For the young generation, the web is not a space beyond material reality, but rather an integral element of the everyday, which encourages increasingly bold design of one’s own identity and its management. While the Internet and mass access to new technologies have reshaped the intimacy of one-to-one feedback, they also provoke expressive individualism and „curating” aspirations of our virtual existence. What matters is affect and presence. And yet, the architecture of the web, in which we vehemently like, hate, recommend, blog, and create ratings, does not favour getting to know the Other, but limits us to a compulsive urge of self-documentation and an optimistic affirmation of the „friends of our friends”.

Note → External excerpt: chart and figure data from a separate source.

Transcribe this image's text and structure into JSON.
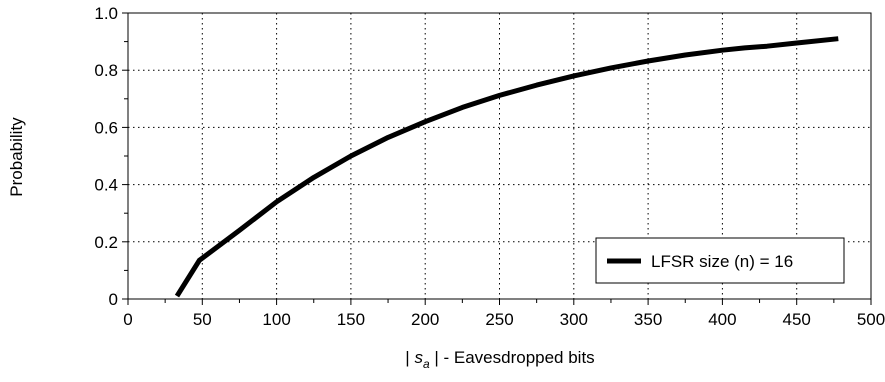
{
  "chart_data": {
    "type": "line",
    "xlabel": {
      "prefix": "| ",
      "symbol": "s",
      "subscript": "a",
      "suffix": " | - Eavesdropped bits"
    },
    "ylabel": "Probability",
    "xlim": [
      0,
      500
    ],
    "ylim": [
      0,
      1.0
    ],
    "xticks": [
      0,
      50,
      100,
      150,
      200,
      250,
      300,
      350,
      400,
      450,
      500
    ],
    "yticks": [
      0,
      0.2,
      0.4,
      0.6,
      0.8,
      1.0
    ],
    "ytick_labels": [
      "0",
      "0.2",
      "0.4",
      "0.6",
      "0.8",
      "1.0"
    ],
    "grid": true,
    "legend_position": "bottom-right",
    "series": [
      {
        "name": "LFSR size (n) = 16",
        "color": "#000000",
        "x": [
          33,
          48,
          75,
          100,
          125,
          150,
          175,
          200,
          225,
          250,
          275,
          300,
          325,
          350,
          375,
          400,
          415,
          430,
          450,
          478
        ],
        "y": [
          0.01,
          0.135,
          0.24,
          0.34,
          0.425,
          0.5,
          0.565,
          0.62,
          0.67,
          0.712,
          0.748,
          0.78,
          0.808,
          0.832,
          0.853,
          0.87,
          0.878,
          0.884,
          0.895,
          0.91
        ]
      }
    ]
  }
}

It is also a landscape of ever-blurring borders between production and consumption, the public and private domains, original and copy, the intimate and the transparent. The irresistible need to express oneself, one’s opinions, and the “authenticity” of the message have had an irrevocable impact on our experience of ties and relations with another human being. Everything is changing: the record and distribution of our own selves, the manner of representation and the potential of identification. The unprecedented freedom of communication and expression generate the possibility of daily performance of gender, race, social roles and hierarchies.

The exhibition is an answer to this striking metamorphosis of the social consciousness, highlighting it as an element which has fundamentally revalued the question of freedom, privacy and anonymity of each and everyone of us. Young artists engage actively in these changes and shape a new language and aesthetic categories. They ask questions about the condition of the individual and the essence of visual representation: the way we perceive and express ourselves through images in the era of aggressive self-promotion and economy of attention. In a way, it can be seen a reaction to today’s imperative of creative participation in public life, symbolised by the figure of a prosumer – at once a spectator and an amateur creator of culture. Along these lines, the logic of late capitalism favours not only solid hardware but, more importantly, inventive software with its promise of personal fullfilment and successful conveying of one's own personality and brand.

“Private Settings“ is also an attempt to shed a new light on the language of contemporary visual culture – from idealised stock photographs and homogenous corporate conventions, to the chill of the digital abyss and the aesthetics of amateur Internet practice, which questions the cult of the professional artist and traditional ways in which art functions in the society.

The exhibition is accompanied by an abundant programme of collateral events – from film screenings and meetings with artists, to performances by Korakrit Arunonandchai, Jesse Darling and DIS and the Internet projects by Czosnek Studio group and the artist Yuri Pattison.